Diácono realiza casamento, mas não celebra missa. Ordenação feminina não é a meta

O Estado de S.Paulo

02 de agosto de 2016 | 10h23

Após mais de 20 anos, o papa Francisco decidiu nesta terça-feira, 2, retomar a discussão sobre a possibilidade de inclusão das mulheres na hierarquia principal da Igreja Católica. Na prática, ele estabeleceu uma comissão para estudar qual foi o papel das diaconisas e se havia uma ordenação formal delas nos primeiros anos da Igreja Católica.

Em maio, o pontífice já havia antecipado que avaliaria a criação dessa comissão, durante encontro com as participantes da 20.ª Assembleia Plenária da União Internacional das Superioras-Gerais, no Vaticano. “O que eram esses diaconatos femininos? Elas tinham ordenação ou não? Era um pouco obscuro”, afirmou. 

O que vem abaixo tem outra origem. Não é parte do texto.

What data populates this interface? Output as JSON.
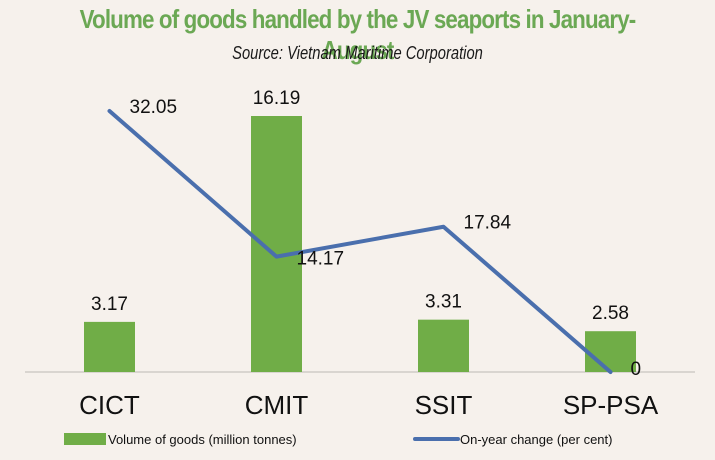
{
  "chart_data": {
    "type": "bar",
    "title": "Volume of goods handled by the JV seaports in January-August",
    "subtitle": "Source: Vietnam Maritime Corporation",
    "categories": [
      "CICT",
      "CMIT",
      "SSIT",
      "SP-PSA"
    ],
    "series": [
      {
        "name": "Volume of goods (million tonnes)",
        "type": "bar",
        "color": "#70ad47",
        "values": [
          3.17,
          16.19,
          3.31,
          2.58
        ]
      },
      {
        "name": "On-year change (per cent)",
        "type": "line",
        "color": "#4a6fad",
        "values": [
          32.05,
          14.17,
          17.84,
          0
        ]
      }
    ],
    "data_labels": {
      "bars": [
        "3.17",
        "16.19",
        "3.31",
        "2.58"
      ],
      "line": [
        "32.05",
        "14.17",
        "17.84",
        "0"
      ]
    },
    "xlabel": "",
    "ylabel": "",
    "grid": false,
    "legend_position": "bottom"
  }
}
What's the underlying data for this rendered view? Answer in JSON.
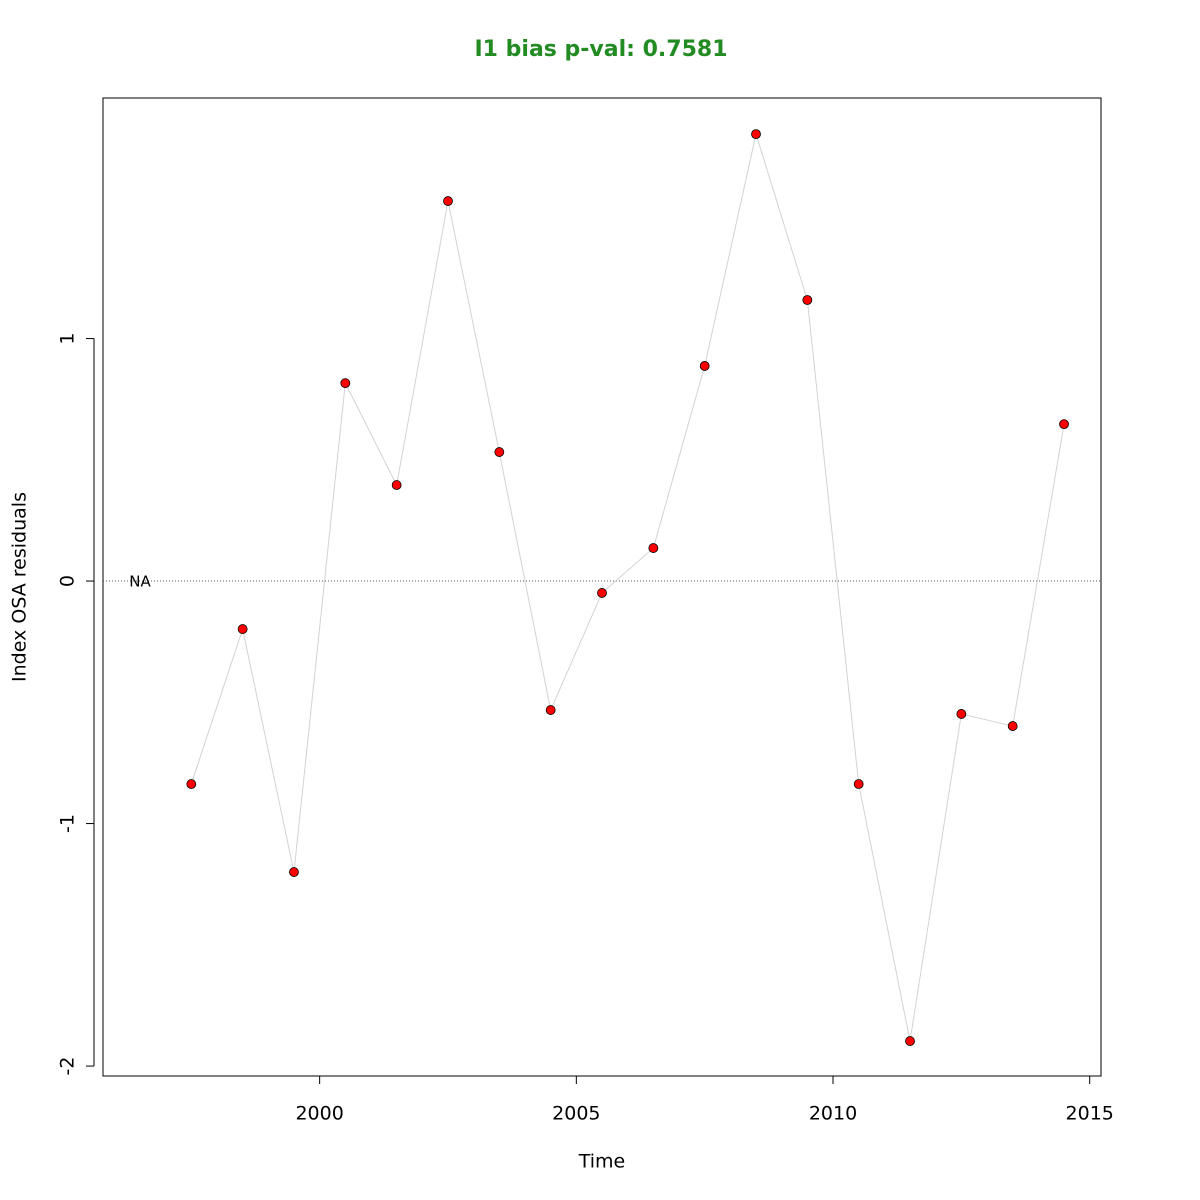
{
  "chart_data": {
    "type": "line",
    "title": "I1 bias p-val: 0.7581",
    "title_color": "#228b22",
    "x_label": "Time",
    "y_label": "Index OSA residuals",
    "x": [
      1997.5,
      1998.5,
      1999.5,
      2000.5,
      2001.5,
      2002.5,
      2003.5,
      2004.5,
      2005.5,
      2006.5,
      2007.5,
      2008.5,
      2009.5,
      2010.5,
      2011.5,
      2012.5,
      2013.5,
      2014.5
    ],
    "series": [
      {
        "color": "#d3d3d3",
        "marker_color": "#ff0000",
        "values": [
          -0.837,
          -0.198,
          -1.2,
          0.816,
          0.396,
          1.567,
          0.532,
          -0.532,
          -0.049,
          0.136,
          0.887,
          1.843,
          1.159,
          -0.837,
          -1.897,
          -0.548,
          -0.598,
          0.647
        ]
      }
    ],
    "reference_line": 0,
    "annotation": "NA",
    "annotation_x": 1996.5,
    "xlim": [
      1995.78,
      2015.22
    ],
    "ylim": [
      -2.041,
      1.992
    ],
    "xticks": [
      2000,
      2005,
      2010,
      2015
    ],
    "yticks": [
      -2,
      -1,
      0,
      1
    ]
  }
}
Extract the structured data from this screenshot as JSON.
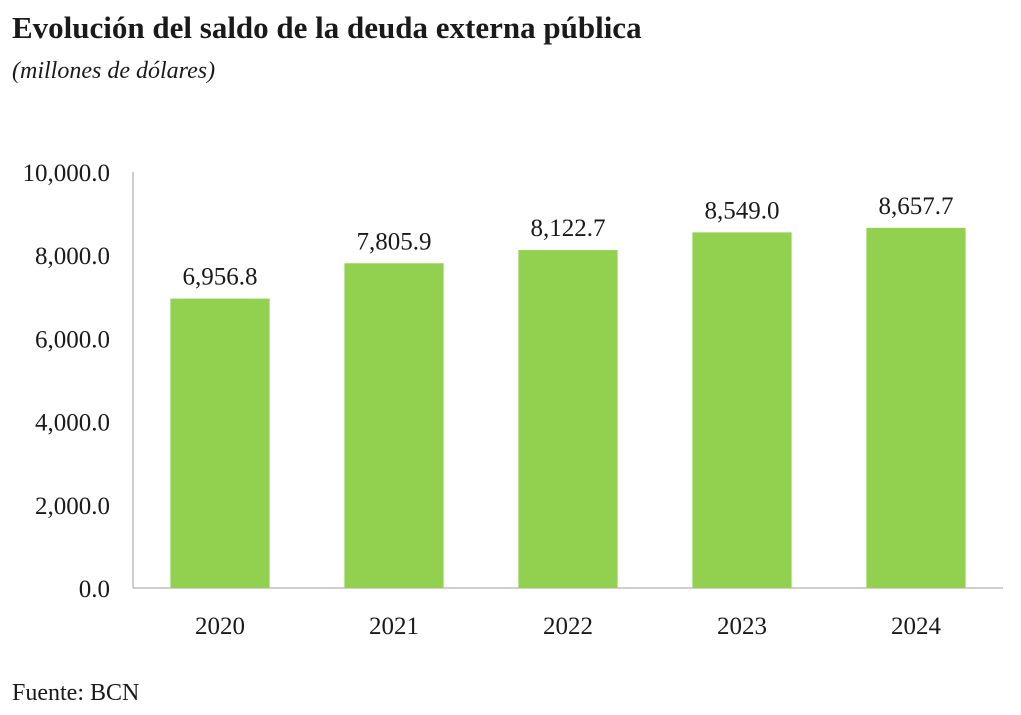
{
  "title": "Evolución del saldo de la deuda externa pública",
  "subtitle": "(millones de dólares)",
  "source": "Fuente: BCN",
  "colors": {
    "bar": "#92d050",
    "axis": "#bfbfbf",
    "text": "#1a1a1a"
  },
  "chart_data": {
    "type": "bar",
    "title": "Evolución del saldo de la deuda externa pública",
    "subtitle": "(millones de dólares)",
    "categories": [
      "2020",
      "2021",
      "2022",
      "2023",
      "2024"
    ],
    "values": [
      6956.8,
      7805.9,
      8122.7,
      8549.0,
      8657.7
    ],
    "data_labels": [
      "6,956.8",
      "7,805.9",
      "8,122.7",
      "8,549.0",
      "8,657.7"
    ],
    "y_ticks": [
      "0.0",
      "2,000.0",
      "4,000.0",
      "6,000.0",
      "8,000.0",
      "10,000.0"
    ],
    "ylim": [
      0,
      10000
    ],
    "grid": false,
    "legend": "none"
  }
}
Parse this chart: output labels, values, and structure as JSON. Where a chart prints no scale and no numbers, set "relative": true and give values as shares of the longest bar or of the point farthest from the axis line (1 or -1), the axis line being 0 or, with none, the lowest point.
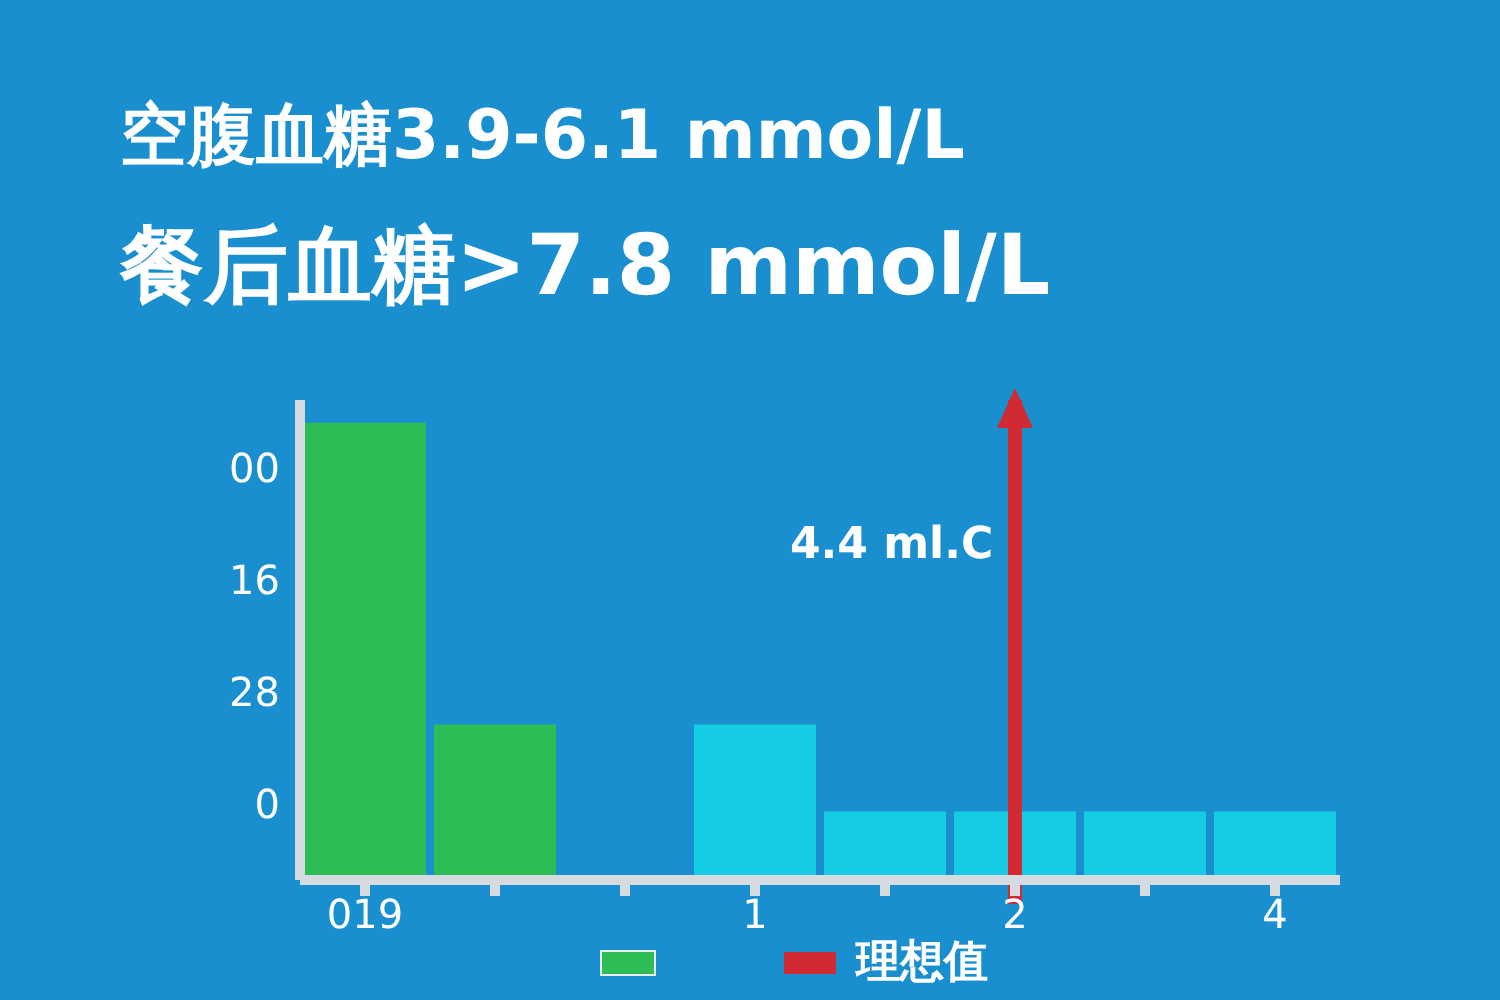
{
  "chart_data": {
    "type": "bar",
    "relative": true,
    "title": "空腹血糖3.9-6.1 mmol/L",
    "subtitle": "餐后血糖>7.8 mmol/L",
    "categories": [
      "019",
      null,
      null,
      "1",
      null,
      "2",
      null,
      "4"
    ],
    "values": [
      1,
      0.34,
      null,
      0.34,
      0.15,
      0.15,
      0.15,
      0.15
    ],
    "colors": [
      "#2ebd55",
      "#2ebd55",
      "#2ebd55",
      "#14cde2",
      "#14cde2",
      "#14cde2",
      "#14cde2",
      "#14cde2"
    ],
    "ref_lines": [
      {
        "axis": "x",
        "value": "2",
        "label": "理想值",
        "color": "#d12a33"
      }
    ],
    "annotations": [
      "4.4 ml.C",
      "00",
      "16",
      "28",
      "0"
    ],
    "legend": "bottom"
  }
}
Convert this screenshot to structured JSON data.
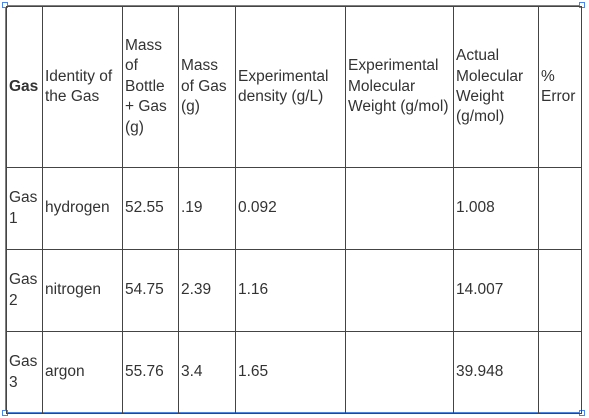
{
  "colors": {
    "selection": "#4a86e8",
    "border": "#444444",
    "text": "#333333"
  },
  "table": {
    "headers": [
      "Gas",
      "Identity of the Gas",
      "Mass of Bottle + Gas (g)",
      "Mass of Gas (g)",
      "Experimental density (g/L)",
      "Experimental Molecular Weight (g/mol)",
      "Actual Molecular Weight (g/mol)",
      "% Error"
    ],
    "rows": [
      [
        "Gas 1",
        "hydrogen",
        "52.55",
        ".19",
        "0.092",
        "",
        "1.008",
        ""
      ],
      [
        "Gas 2",
        "nitrogen",
        "54.75",
        "2.39",
        "1.16",
        "",
        "14.007",
        ""
      ],
      [
        "Gas 3",
        "argon",
        "55.76",
        "3.4",
        "1.65",
        "",
        "39.948",
        ""
      ]
    ]
  }
}
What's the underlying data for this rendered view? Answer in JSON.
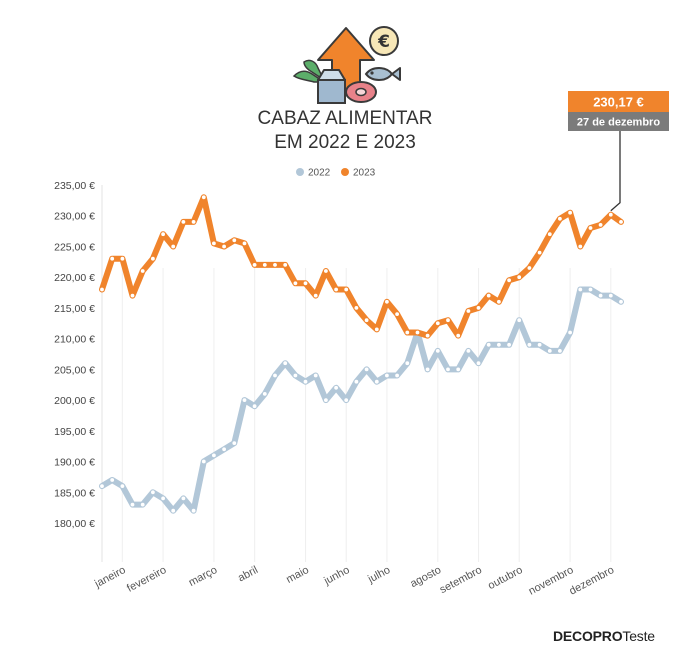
{
  "chart_data": {
    "type": "line",
    "title": [
      "CABAZ ALIMENTAR",
      "EM 2022 E 2023"
    ],
    "y_ticks": [
      180,
      185,
      190,
      195,
      200,
      205,
      210,
      215,
      220,
      225,
      230,
      235
    ],
    "y_tick_labels": [
      "180,00 €",
      "185,00 €",
      "190,00 €",
      "195,00 €",
      "200,00 €",
      "205,00 €",
      "210,00 €",
      "215,00 €",
      "220,00 €",
      "225,00 €",
      "230,00 €",
      "235,00 €"
    ],
    "ylim": [
      176,
      236
    ],
    "x_unit": "week",
    "xlim": [
      1,
      52
    ],
    "months": [
      {
        "label": "janeiro",
        "week": 3
      },
      {
        "label": "fevereiro",
        "week": 7
      },
      {
        "label": "março",
        "week": 12
      },
      {
        "label": "abril",
        "week": 16
      },
      {
        "label": "maio",
        "week": 21
      },
      {
        "label": "junho",
        "week": 25
      },
      {
        "label": "julho",
        "week": 29
      },
      {
        "label": "agosto",
        "week": 34
      },
      {
        "label": "setembro",
        "week": 38
      },
      {
        "label": "outubro",
        "week": 42
      },
      {
        "label": "novembro",
        "week": 47
      },
      {
        "label": "dezembro",
        "week": 51
      }
    ],
    "legend": {
      "placement": "top-center"
    },
    "series": [
      {
        "name": "2022",
        "color": "#b2c7d8",
        "x": [
          1,
          2,
          3,
          4,
          5,
          6,
          7,
          8,
          9,
          10,
          11,
          12,
          13,
          14,
          15,
          16,
          17,
          18,
          19,
          20,
          21,
          22,
          23,
          24,
          25,
          26,
          27,
          28,
          29,
          30,
          31,
          32,
          33,
          34,
          35,
          36,
          37,
          38,
          39,
          40,
          41,
          42,
          43,
          44,
          45,
          46,
          47,
          48,
          49,
          50,
          51,
          52
        ],
        "values": [
          186,
          187,
          186,
          183,
          183,
          185,
          184,
          182,
          184,
          182,
          190,
          191,
          192,
          193,
          200,
          199,
          201,
          204,
          206,
          204,
          203,
          204,
          200,
          202,
          200,
          203,
          205,
          203,
          204,
          204,
          206,
          211,
          205,
          208,
          205,
          205,
          208,
          206,
          209,
          209,
          209,
          213,
          209,
          209,
          208,
          208,
          211,
          218,
          218,
          217,
          217,
          216
        ]
      },
      {
        "name": "2023",
        "color": "#f0842c",
        "x": [
          1,
          2,
          3,
          4,
          5,
          6,
          7,
          8,
          9,
          10,
          11,
          12,
          13,
          14,
          15,
          16,
          17,
          18,
          19,
          20,
          21,
          22,
          23,
          24,
          25,
          26,
          27,
          28,
          29,
          30,
          31,
          32,
          33,
          34,
          35,
          36,
          37,
          38,
          39,
          40,
          41,
          42,
          43,
          44,
          45,
          46,
          47,
          48,
          49,
          50,
          51,
          52
        ],
        "values": [
          218,
          223,
          223,
          217,
          221,
          223,
          227,
          225,
          229,
          229,
          233,
          225.5,
          225,
          226,
          225.5,
          222,
          222,
          222,
          222,
          219,
          219,
          217,
          221,
          218,
          218,
          215,
          213,
          211.5,
          216,
          214,
          211,
          211,
          210.5,
          212.5,
          213,
          210.5,
          214.5,
          215,
          217,
          216,
          219.5,
          220,
          221.5,
          224,
          227,
          229.5,
          230.5,
          225,
          228,
          228.5,
          230.17,
          229
        ]
      }
    ],
    "annotation": {
      "value": "230,17 €",
      "date": "27 de dezembro",
      "series": "2023",
      "week": 51
    }
  },
  "brand": {
    "part1": "DECO",
    "part2": "PRO",
    "part3": "Teste"
  }
}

A comissão será presidida pelo monsenhor Luis Ladaria, arcebispo de Tibica e secretário da Congregação para a Doutrina da Fé. A nova organização será composta por 13 integrantes - seis mulheres, religiosas e professoras universitárias. Entre as participantes está a professora da Universidade La Sapienza (Roma) Francesca Cocchini e a professora de Teologia da Universidade de Viena Marianne Schlosser. Participarão ainda professores de França, Estados Unidos e Espanha.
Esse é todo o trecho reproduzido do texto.